Early Prediction of COVID-19 Severity Using Extracellular Vesicles and Extracellular RNAs (preprint)

The clinical manifestations of COVID-19 vary broadly, ranging from asymptomatic infection to acute respiratory failure and death. But the predictive biomarkers for characterizing the variability are still lacking. Since emerging evidence indicates that extracellular vesicles (EVs) and extracellular RNAs (exRNAs) are functionally involved in a number of pathological processes, we hypothesize that these extracellular components may be key determinants and/or predictors of COVID-19 severity. To test our hypothesis, we collected serum samples from 31 patients with mild COVID-19 symptoms at the time of their admission. After standard therapy without corticosteroids, 9 of the 31 patients developed severe COVID-19 symptoms. We analyzed EV protein and exRNA profiles to look for correlations between these profiles and COVID-19 severity. Strikingly, we identified three distinct groups of markers (antiviral response-related EV proteins, coagulation-related markers, and liver damage-related exRNAs) with the potential to serve as early predictive biomarkers for COVID-19 severity. Among these markers, EV COPB2 has the best predictive value for severe deterioration of COVID-19 patients in this cohort. This type of information concerning functional extracellular component profiles could have great value for patient stratification and for making early clinical decisions about strategies for COVID-19 therapy.

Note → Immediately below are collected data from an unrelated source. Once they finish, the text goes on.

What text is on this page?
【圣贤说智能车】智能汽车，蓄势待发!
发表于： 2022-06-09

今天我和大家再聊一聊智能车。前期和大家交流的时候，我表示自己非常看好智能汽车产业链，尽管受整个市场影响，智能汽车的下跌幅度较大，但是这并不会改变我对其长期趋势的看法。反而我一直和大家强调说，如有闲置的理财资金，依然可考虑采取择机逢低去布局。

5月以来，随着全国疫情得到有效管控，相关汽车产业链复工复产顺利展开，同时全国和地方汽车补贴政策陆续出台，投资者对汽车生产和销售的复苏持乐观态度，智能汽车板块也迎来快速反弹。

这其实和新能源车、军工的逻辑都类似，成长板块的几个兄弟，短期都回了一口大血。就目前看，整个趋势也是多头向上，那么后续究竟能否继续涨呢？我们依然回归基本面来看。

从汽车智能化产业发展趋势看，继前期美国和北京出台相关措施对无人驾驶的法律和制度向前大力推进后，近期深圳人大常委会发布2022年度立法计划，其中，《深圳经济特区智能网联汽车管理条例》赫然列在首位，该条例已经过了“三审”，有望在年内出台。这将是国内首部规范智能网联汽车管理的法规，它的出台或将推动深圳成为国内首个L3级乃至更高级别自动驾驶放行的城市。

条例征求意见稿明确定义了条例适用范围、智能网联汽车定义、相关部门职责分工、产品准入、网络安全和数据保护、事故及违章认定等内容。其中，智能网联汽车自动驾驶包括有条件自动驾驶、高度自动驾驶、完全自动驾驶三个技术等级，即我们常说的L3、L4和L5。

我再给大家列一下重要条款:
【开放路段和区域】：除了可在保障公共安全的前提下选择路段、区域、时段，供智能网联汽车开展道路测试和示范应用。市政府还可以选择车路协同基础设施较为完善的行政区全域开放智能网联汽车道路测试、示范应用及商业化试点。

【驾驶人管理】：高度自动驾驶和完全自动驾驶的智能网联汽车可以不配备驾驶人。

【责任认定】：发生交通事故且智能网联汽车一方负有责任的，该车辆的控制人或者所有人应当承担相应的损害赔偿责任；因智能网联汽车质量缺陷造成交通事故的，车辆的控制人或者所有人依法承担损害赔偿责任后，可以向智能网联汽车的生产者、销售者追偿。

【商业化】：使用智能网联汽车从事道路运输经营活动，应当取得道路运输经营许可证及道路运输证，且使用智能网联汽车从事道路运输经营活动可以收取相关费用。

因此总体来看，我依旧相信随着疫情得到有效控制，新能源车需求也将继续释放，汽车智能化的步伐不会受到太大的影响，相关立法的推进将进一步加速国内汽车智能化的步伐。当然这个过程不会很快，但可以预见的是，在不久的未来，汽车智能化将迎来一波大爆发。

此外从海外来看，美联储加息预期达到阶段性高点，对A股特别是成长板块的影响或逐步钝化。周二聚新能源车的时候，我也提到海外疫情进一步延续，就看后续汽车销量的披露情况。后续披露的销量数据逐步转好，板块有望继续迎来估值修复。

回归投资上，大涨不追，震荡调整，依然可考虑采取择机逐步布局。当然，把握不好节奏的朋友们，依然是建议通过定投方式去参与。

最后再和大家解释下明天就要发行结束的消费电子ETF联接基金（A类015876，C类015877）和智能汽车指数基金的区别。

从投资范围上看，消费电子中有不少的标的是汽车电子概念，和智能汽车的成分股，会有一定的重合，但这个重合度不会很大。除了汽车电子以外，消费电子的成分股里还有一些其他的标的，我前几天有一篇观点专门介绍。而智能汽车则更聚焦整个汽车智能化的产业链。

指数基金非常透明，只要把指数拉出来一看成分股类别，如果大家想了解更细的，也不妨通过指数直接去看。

Early induction of SARS-CoV-2 specific T cells associates with rapid viral clearance and mild disease in COVID-19 patients (preprint)

Virus-specific humoral and cellular immunity act synergistically to protect the host from viral infection. We interrogated the dynamic changes of virological and immunological parameters in 12 patients with symptomatic acute SARS-CoV-2 infection from disease onset to convalescence or death. We quantified SARS-CoV-2 viral RNA in the respiratory tract in parallel with antibodies and circulating T cells specific for various structural (NP, M, ORF3a and spike) and non-structural proteins (ORF7/8, NSP7 and NSP13). We observed that while rapid induction and quantity of humoral responses were associated with increased disease severity, an early induction of SARS-CoV-2 specific T cells was present in patients with mild disease and accelerated viral clearance. These findings provide further support for a protective role of SARS-CoV-2 specific T cells over antibodies during SARS-CoV-2 infection with important implications in vaccine design and immune-monitoring.